We have already seen that the deep in Genesis was the creation of God – YHWH, the God of Israel. There were no battles there. It was a calm, quiet, and peaceful deep. There were no battles there.
Some ANE texts speak of a battle between the darkness and the light. The idea was that the sun god sank low over the horizon and then entered into battle with other gods which desired to conquer the sun god and put out the light. It is easy to see that darkness and light were deified in these myths. Genesis tells us something quite different about the darkness and the light.
God, who created all things, created the darkness. Darkness is not a god, but was created. So, too, with light. Light was spoken into existence by YHWH. Light was created and is no god.
When we read Genesis we do not find a battle between the light and the darkness as it is found in the ANE texts.

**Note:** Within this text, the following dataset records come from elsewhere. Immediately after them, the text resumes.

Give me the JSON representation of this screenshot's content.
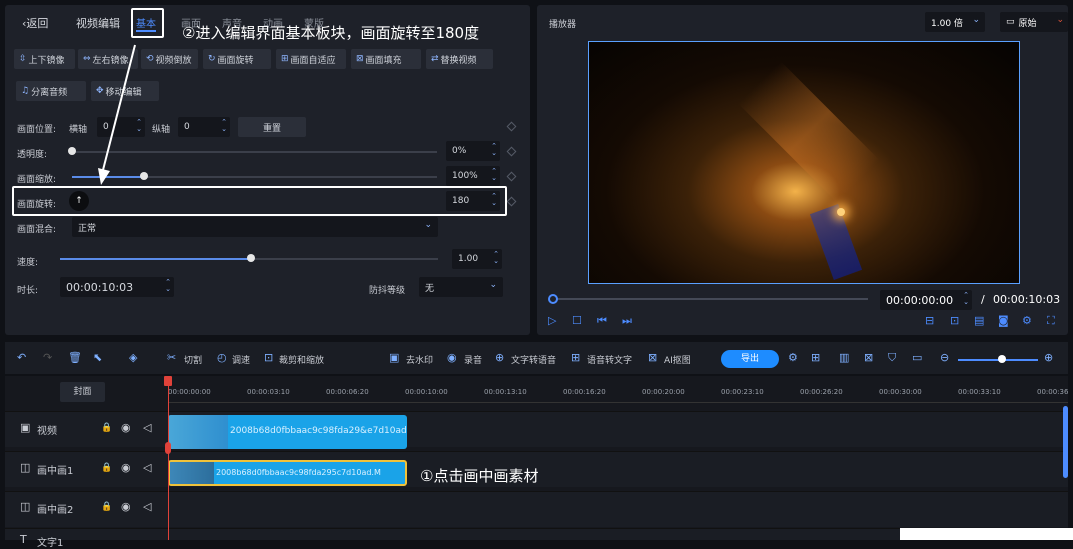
{
  "nav": {
    "back": "返回",
    "video_edit": "视频编辑",
    "basic": "基本",
    "tab3": "画面",
    "tab4": "声音",
    "tab5": "动画",
    "tab6": "蒙版"
  },
  "annotation": {
    "step2": "②进入编辑界面基本板块，画面旋转至180度",
    "step1": "①点击画中画素材"
  },
  "tools": [
    "上下镜像",
    "左右镜像",
    "视频倒放",
    "画面旋转",
    "画面自适应",
    "画面填充",
    "替换视频",
    "分离音频",
    "移动编辑"
  ],
  "props": {
    "position_label": "画面位置:",
    "h_axis": "横轴",
    "h_val": "0",
    "v_axis": "纵轴",
    "v_val": "0",
    "reset": "重置",
    "opacity_label": "透明度:",
    "opacity_val": "0%",
    "scale_label": "画面缩放:",
    "scale_val": "100%",
    "rotate_label": "画面旋转:",
    "rotate_val": "180",
    "blend_label": "画面混合:",
    "blend_val": "正常",
    "speed_label": "速度:",
    "speed_val": "1.00",
    "duration_label": "时长:",
    "duration_val": "00:00:10:03",
    "shake_label": "防抖等级",
    "shake_val": "无",
    "opacity": 0.0,
    "scale": 0.17,
    "speed": 0.5
  },
  "player": {
    "title": "播放器",
    "speed": "1.00 倍",
    "ratio": "原始",
    "current": "00:00:00:00",
    "sep": "/",
    "total": "00:00:10:03"
  },
  "toolbar": {
    "cut": "切割",
    "tone": "调速",
    "crop": "裁剪和缩放",
    "watermark": "去水印",
    "record": "录音",
    "tts": "文字转语音",
    "stt": "语音转文字",
    "ai": "AI抠图",
    "export": "导出"
  },
  "timeline": {
    "cover": "封面",
    "ticks": [
      "00:00:00:00",
      "00:00:03:10",
      "00:00:06:20",
      "00:00:10:00",
      "00:00:13:10",
      "00:00:16:20",
      "00:00:20:00",
      "00:00:23:10",
      "00:00:26:20",
      "00:00:30:00",
      "00:00:33:10",
      "00:00:36"
    ],
    "tracks": [
      {
        "name": "视频"
      },
      {
        "name": "画中画1"
      },
      {
        "name": "画中画2"
      },
      {
        "name": "文字1"
      }
    ],
    "clip_video": "2008b68d0fbbaac9c98fda29&e7d10ad",
    "clip_pip": "2008b68d0fbbaac9c98fda295c7d10ad.M"
  },
  "colors": {
    "accent": "#4d8cff",
    "export": "#1e8cff",
    "clip": "#1aa3e8"
  }
}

There was no primordial battle in which light conquered darkness, and there is no daily battle in which the sun god battles the god/goddess of the night. In fact, we simply find God speaking light into existence and then making a difference between the light and the darkness so that there would be night and day.
Perhaps there were some primitive people who feared the darkness with amazing intensity. No doubt there were ancients who deified that light and the darkness and believed that there were battles. The Genesis creation account does not present us with this worldview, however. In fact, when it comes to a battle between the day and night and light and darkness, the Genesis creation account presents us with the battle that was not.